Les Mille nuits et une nuit sont un recueil de contes assemblés par l’histoire de Schahrazade et du roi Schahriar.
Ce récit cadre serait emprunté au Hazâr Afsânâ, qui se traduit par « Les Mille contes » ou « Les Mille histoires divertissantes ». Il s’agit d’un recueil de contes persans dans lequel figure l’histoire de la fille du vizir tentant de dulcifier le courroux du roi cocufié en lui contant des histoires.
D’ailleurs, les prénoms de Schahrazade (La Fille de la cité), Schahriar (Le Maître de la ville) Doniazade (La Fille du monde) et Schahzaman (Le Maître du temps) sont persans.
En tant que recueil, les Nuits sont apparues en langue arabe et ont été copiées et recopiées. Si bien qu’au fil des siècles et des scribes, les contes sont modifiés, enrichis voire sophistiqués. Chaque copiste utilise les expressions de son époque et de son lieu de vie, introduit la gestuelle et les habitudes de son environnement.
Il est admis que le recueil originel est constitué de 13 contes qui représentent environ 200 nuits. Les premiers sont datés du Xe siècle tandis que les plus tardifs seraient du XVIe siècle.
Les Nuits se sont étoffées par l’ajout de contes d’origines diverses, allant de l’Inde à l’Afrique. Toutefois, leur mise en forme témoigne des conditions matérielles et spirituelles d’existence dans l’empire mahométan.
En ces cités et en ces temps, comme c’est le cas également dans le monde chrétien, la mère vaut plus que l’épouse, car un homme n’a qu’une seule mère.
Mais si en Occident la procréation est la seule vocation de la femme, en Orient, lui incombe également le devoir d’être divertissante et rafraîchissante.
A cette fin, elle ne doit pas être toujours joyeuse, ni toujours triste. Elle ne doit pas parler sans cesse, ni demeurer silencieuse. Elle ne doit pas s’attifer, ni se négliger. Et elle doit être modérée en toutes circonstances. Cette dernière exigence s’applique à la mode méditerranéenne, c’est à dire que manifestations de douleur et évanouissements de joie sont considérés comme convenables.
A 19 ans, une femme sans alliance est une vieille fille. Les héroïnes des Nuits sont des adolescentes. Elles sont à l’âge où les femmes sont considérées comme particulièrement malignes, voire meurtrières, car elles sont dévorées par le désir de s’attacher un homme et de procréer.
Passé 19 ans et les premières couches, la femme « est grasse, vive et séduisante » de 20 à 30 ans. Ses reins sont prolifiques et donnent naissance à de nombreux enfants entre 30 et 40 ans. Passé cet âge, le monde se rétrécit et elle devient vieille et rusée. De 50 à 60 ans, elle est un « chagrin qui vous colle à la peau » et après « une malédiction du ciel. » *
Dans les Nuits, les vieilles femmes sont particulièrement néfastes.

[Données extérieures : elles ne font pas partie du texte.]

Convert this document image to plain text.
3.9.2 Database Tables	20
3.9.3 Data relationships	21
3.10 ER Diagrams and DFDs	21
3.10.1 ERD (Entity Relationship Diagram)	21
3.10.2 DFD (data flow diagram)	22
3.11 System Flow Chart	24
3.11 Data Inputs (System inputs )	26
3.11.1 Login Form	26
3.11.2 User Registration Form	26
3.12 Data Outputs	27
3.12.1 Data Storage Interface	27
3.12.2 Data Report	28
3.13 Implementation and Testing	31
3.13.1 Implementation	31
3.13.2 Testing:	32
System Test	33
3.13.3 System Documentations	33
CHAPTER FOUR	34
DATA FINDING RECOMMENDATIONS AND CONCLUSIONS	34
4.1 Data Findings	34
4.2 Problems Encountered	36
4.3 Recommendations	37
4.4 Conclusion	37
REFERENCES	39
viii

Hypocrites, elles contrefont la piété « …priant ainsi avec la langue, tandis que son coeur courait dans le champs de courses des démons, et que sa pensée s’appesantissait dans la recherche d’expédients pervers et redoutables » pour pénétrer dans les demeures. Là, elles dépouillent les jouvencelles et organisent les enlèvements des adolescentes convoitées par les vicelards. Elles jouent aussi le rôle de rabatteuses ou de geôlières.
Une exception est la vieille femme qui aide Alischar à retrouver son aimée, la belle Zoumourroud, et le soutient au point de lui sauver la vie alors que le chagrin le tue : « … elle lui donna elle-même le bain, et lui fit boire des sorbets , et lui fit manger un poulet. Et elle continua pendant un mois à le traiter de la sorte, si bien qu’il finit par être en état de voyager. »

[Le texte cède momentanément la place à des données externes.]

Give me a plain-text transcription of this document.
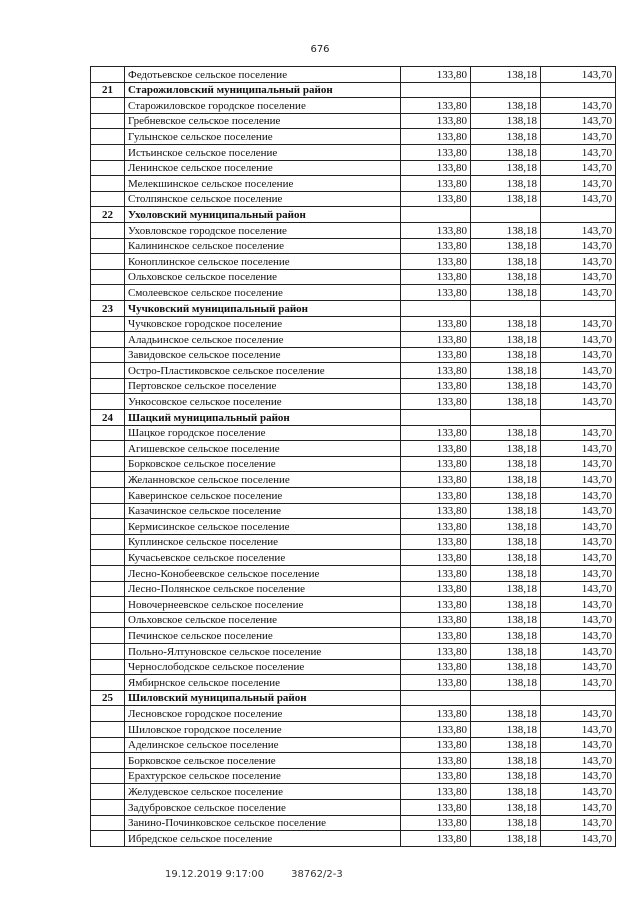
676
	Федотьевское сельское поселение	133,80	138,18	143,70
21	Старожиловский муниципальный район			
	Старожиловское городское поселение	133,80	138,18	143,70
	Гребневское сельское поселение	133,80	138,18	143,70
	Гулынское сельское поселение	133,80	138,18	143,70
	Истьинское сельское поселение	133,80	138,18	143,70
	Ленинское сельское поселение	133,80	138,18	143,70
	Мелекшинское сельское поселение	133,80	138,18	143,70
	Столпянское сельское поселение	133,80	138,18	143,70
22	Ухоловский муниципальный район			
	Уховловское городское поселение	133,80	138,18	143,70
	Калининское сельское поселение	133,80	138,18	143,70
	Коноплинское сельское поселение	133,80	138,18	143,70
	Ольховское сельское поселение	133,80	138,18	143,70
	Смолеевское сельское поселение	133,80	138,18	143,70
23	Чучковский муниципальный район			
	Чучковское городское поселение	133,80	138,18	143,70
	Аладьинское сельское поселение	133,80	138,18	143,70
	Завидовское сельское поселение	133,80	138,18	143,70
	Остро-Пластиковское сельское поселение	133,80	138,18	143,70
	Пертовское сельское поселение	133,80	138,18	143,70
	Ункосовское сельское поселение	133,80	138,18	143,70
24	Шацкий муниципальный район			
	Шацкое городское поселение	133,80	138,18	143,70
	Агишевское сельское поселение	133,80	138,18	143,70
	Борковское сельское поселение	133,80	138,18	143,70
	Желанновское сельское поселение	133,80	138,18	143,70
	Каверинское сельское поселение	133,80	138,18	143,70
	Казачинское сельское поселение	133,80	138,18	143,70
	Кермисинское сельское поселение	133,80	138,18	143,70
	Куплинское сельское поселение	133,80	138,18	143,70
	Кучасьевское сельское поселение	133,80	138,18	143,70
	Лесно-Конобеевское сельское поселение	133,80	138,18	143,70
	Лесно-Полянское сельское поселение	133,80	138,18	143,70
	Новочернеевское сельское поселение	133,80	138,18	143,70
	Ольховское сельское поселение	133,80	138,18	143,70
	Печинское сельское поселение	133,80	138,18	143,70
	Польно-Ялтуновское сельское поселение	133,80	138,18	143,70
	Чернослободское сельское поселение	133,80	138,18	143,70
	Ямбирнское сельское поселение	133,80	138,18	143,70
25	Шиловский муниципальный район			
	Лесновское городское поселение	133,80	138,18	143,70
	Шиловское городское поселение	133,80	138,18	143,70
	Аделинское сельское поселение	133,80	138,18	143,70
	Борковское сельское поселение	133,80	138,18	143,70
	Ерахтурское сельское поселение	133,80	138,18	143,70
	Желудевское сельское поселение	133,80	138,18	143,70
	Задубровское сельское поселение	133,80	138,18	143,70
	Занино-Починковское сельское поселение	133,80	138,18	143,70
	Ибредское сельское поселение	133,80	138,18	143,70
19.12.2019 9:17:00	38762/2-3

Mais en général, elles sont sans scrupules et cruelles.
La plus effroyable d’entre elles est la Mère-des-Calamités. Nourrice du roi chrétien Hardobios, et chrétienne elle-même, un de ces stratagèmes cause la mort du roi Omar-Al-Némân, et un autre est bien prêt de conduire à la ruine l’armée musulmane.
« Or, cette vieille Mère-des-Calamités, cause réelle de tous ces malheurs, était vraiment une horreur de vieille femme : rouée, perfide, pétrie de malédictions ; sa bouche était putride ; ses paupières rougies et sans cils ; ses joues ternes et poussiéreuses ; son visage noir comme la nuit ; ses yeux chassieux ; son corps galeux ; ses cheveux sales ; son dos voûté ; sa peau ratatinée. »

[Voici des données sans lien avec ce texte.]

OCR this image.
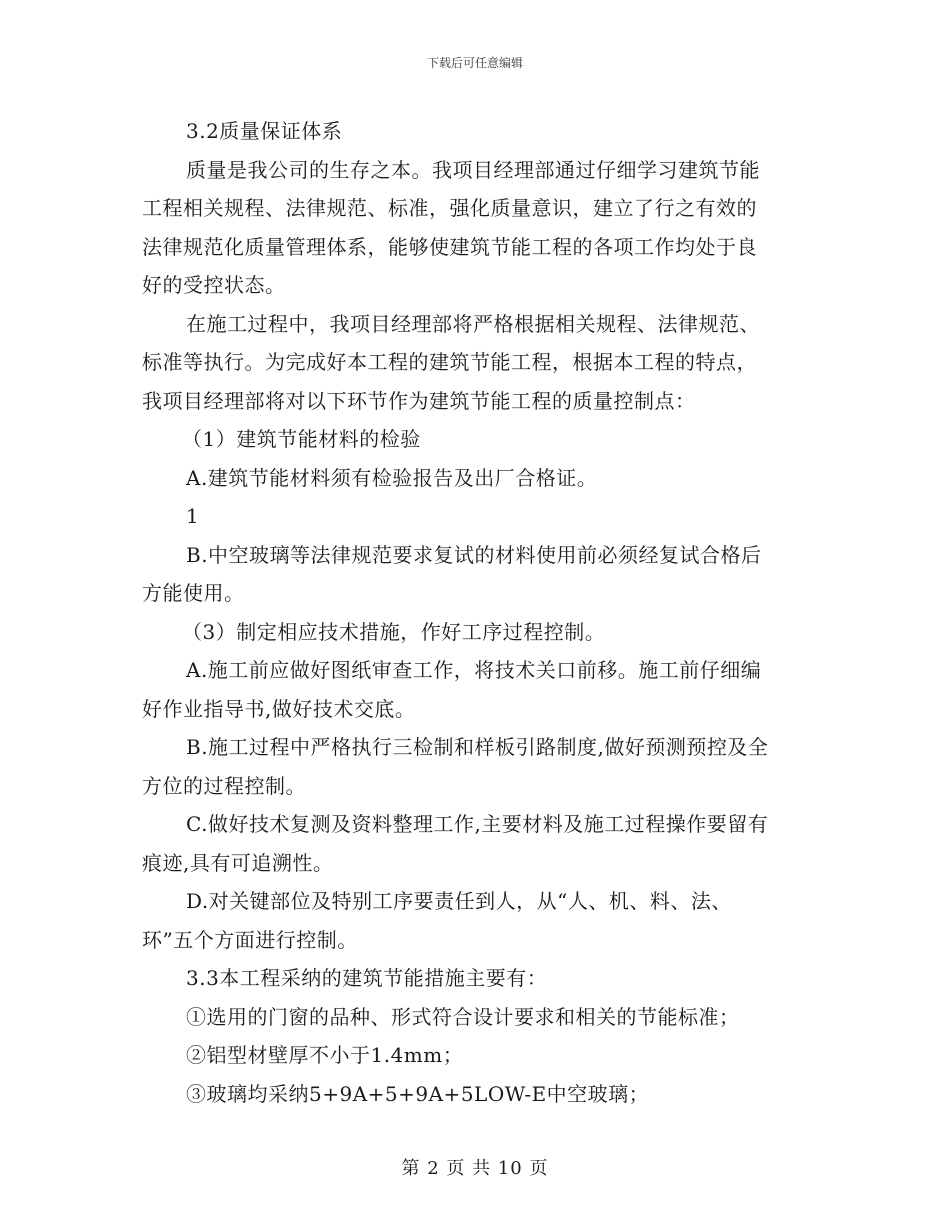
下载后可任意编辑
3.2质量保证体系
质量是我公司的生存之本。我项目经理部通过仔细学习建筑节能
工程相关规程、法律规范、标准，强化质量意识，建立了行之有效的
法律规范化质量管理体系，能够使建筑节能工程的各项工作均处于良
好的受控状态。
在施工过程中，我项目经理部将严格根据相关规程、法律规范、
标准等执行。为完成好本工程的建筑节能工程，根据本工程的特点，
我项目经理部将对以下环节作为建筑节能工程的质量控制点：
（1）建筑节能材料的检验
A.建筑节能材料须有检验报告及出厂合格证。
1
B.中空玻璃等法律规范要求复试的材料使用前必须经复试合格后
方能使用。
（3）制定相应技术措施，作好工序过程控制。
A.施工前应做好图纸审查工作，将技术关口前移。施工前仔细编
好作业指导书,做好技术交底。
B.施工过程中严格执行三检制和样板引路制度,做好预测预控及全
方位的过程控制。
C.做好技术复测及资料整理工作,主要材料及施工过程操作要留有
痕迹,具有可追溯性。
D.对关键部位及特别工序要责任到人，从“人、机、料、法、
环”五个方面进行控制。
3.3本工程采纳的建筑节能措施主要有：
①选用的门窗的品种、形式符合设计要求和相关的节能标准；
②铝型材壁厚不小于1.4mm；
③玻璃均采纳5+9A+5+9A+5LOW-E中空玻璃；
第 2 页 共 10 页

Sans parler de son haleine fétide, de l’odeur d’urine de ses aisselles, et de ses pets : « Jamais l’essence de roses dont elle s’humecte la peau n’abolira la pestilence de ses pets silencieux ! »
Quand elle ne manigance pas la perte de ses ennemis, elle poursuit de ses assiduités les jeunes esclaves du palais, garçons et filles confondus.
Si la laideur est associée à la vieillesse féminine, tel n’est pas systématiquement le cas du grand âge au masculin : « …un homme au visage imposant et digne, dont la barbe était blanchie par les ans, dont les traits étaient forts beaux et très agréables à regarder, et dont toute la physionomie était empreinte de gravité, de bonté, de noblesse et de grandeur. »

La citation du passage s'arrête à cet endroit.